È il 2015. Travis Kalanick, chief executive di Uber, entra nel quartier generale di Apple per visitare Tim Cook. Come riporta il New York Time, non si tratta di una visita di piacere, né di una proposta di business.
Cook parla con calma ma con voce ferma e intima a Kalanick di fermare immediatamente una pratica scorretta dell’app di Uber, pena l’esclusione dall’App Store e la fine del servizio su tutti i dispositivi iOS.
Kalanick incassa il colpo e cerca di spiegare perché la sua società continuava a tracciare i movimenti degli utenti anche dopo che questi avevano cancellato l’app dal proprio smartphone e, addirittura, effettuato il reset del dispositivo.

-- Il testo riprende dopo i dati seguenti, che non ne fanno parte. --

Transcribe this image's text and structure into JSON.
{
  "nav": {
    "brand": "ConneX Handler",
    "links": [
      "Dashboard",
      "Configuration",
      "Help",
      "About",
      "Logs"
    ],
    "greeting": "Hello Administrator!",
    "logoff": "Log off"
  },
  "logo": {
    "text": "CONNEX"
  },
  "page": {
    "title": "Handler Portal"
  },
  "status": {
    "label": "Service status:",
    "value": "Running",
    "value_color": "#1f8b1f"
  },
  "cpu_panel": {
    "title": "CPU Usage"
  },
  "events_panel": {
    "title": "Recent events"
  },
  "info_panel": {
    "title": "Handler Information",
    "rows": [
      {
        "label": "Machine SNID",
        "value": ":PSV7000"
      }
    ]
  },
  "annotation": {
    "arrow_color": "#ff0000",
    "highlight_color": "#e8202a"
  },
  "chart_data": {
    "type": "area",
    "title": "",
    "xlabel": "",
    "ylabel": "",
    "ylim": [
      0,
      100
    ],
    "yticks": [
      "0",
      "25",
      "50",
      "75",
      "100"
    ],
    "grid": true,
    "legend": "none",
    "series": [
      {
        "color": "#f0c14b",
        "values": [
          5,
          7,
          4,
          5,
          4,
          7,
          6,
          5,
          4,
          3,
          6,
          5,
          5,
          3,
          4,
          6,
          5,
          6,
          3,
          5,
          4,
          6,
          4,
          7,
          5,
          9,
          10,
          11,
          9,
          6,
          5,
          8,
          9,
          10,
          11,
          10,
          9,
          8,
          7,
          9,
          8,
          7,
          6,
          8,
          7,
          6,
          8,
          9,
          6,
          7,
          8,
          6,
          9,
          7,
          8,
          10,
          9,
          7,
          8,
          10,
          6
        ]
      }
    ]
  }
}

Cosa ancora più grave era che tale pratica, chiamata tecnicamente fingerprinting, era stata portata avanti in chiara violazione delle linee guida che Apple impone alle app che ospita sul suo store e, inoltre, fosse stata volontariamente nascosta agli ingegneri di Cupertino.
La richiesta di Cook venne naturalmente accolta e l’app di Uber rimase sullo store di Apple.
Tuttavia, proprio il New York Time ha portato in questi giorni alla ribalta questa storia, rimasta per due anni segreta. Mike Isaac, la descrive con dovizia di particolari e traccia anche un profilo della vita spericolata e spesso borderline del Ceo di Uber. Già, borderline proprio come il fingerprinting che Uber, a detta della società, utilizzava per impedire che qualcuno rubasse un telefon0, installasse l’app e effettuasse una corsa costosa pagandola con una carta di credito clonata.
Insomma secondo Uber, tale pratica traccerebbe gli utenti disonesti, impedendo loro di riutilizzare l’applicazione dopo essere stati bannati.
Una scusa, alla prova dei fatti, che non ha retto di fronte a Apple, che avrebbe preferito condividere un sistema antifrode con Uber, realizzarlo insieme con i propri ingegneri, trovando una soluzione che garantissie maggiormente la privacy dei suoi consumatori.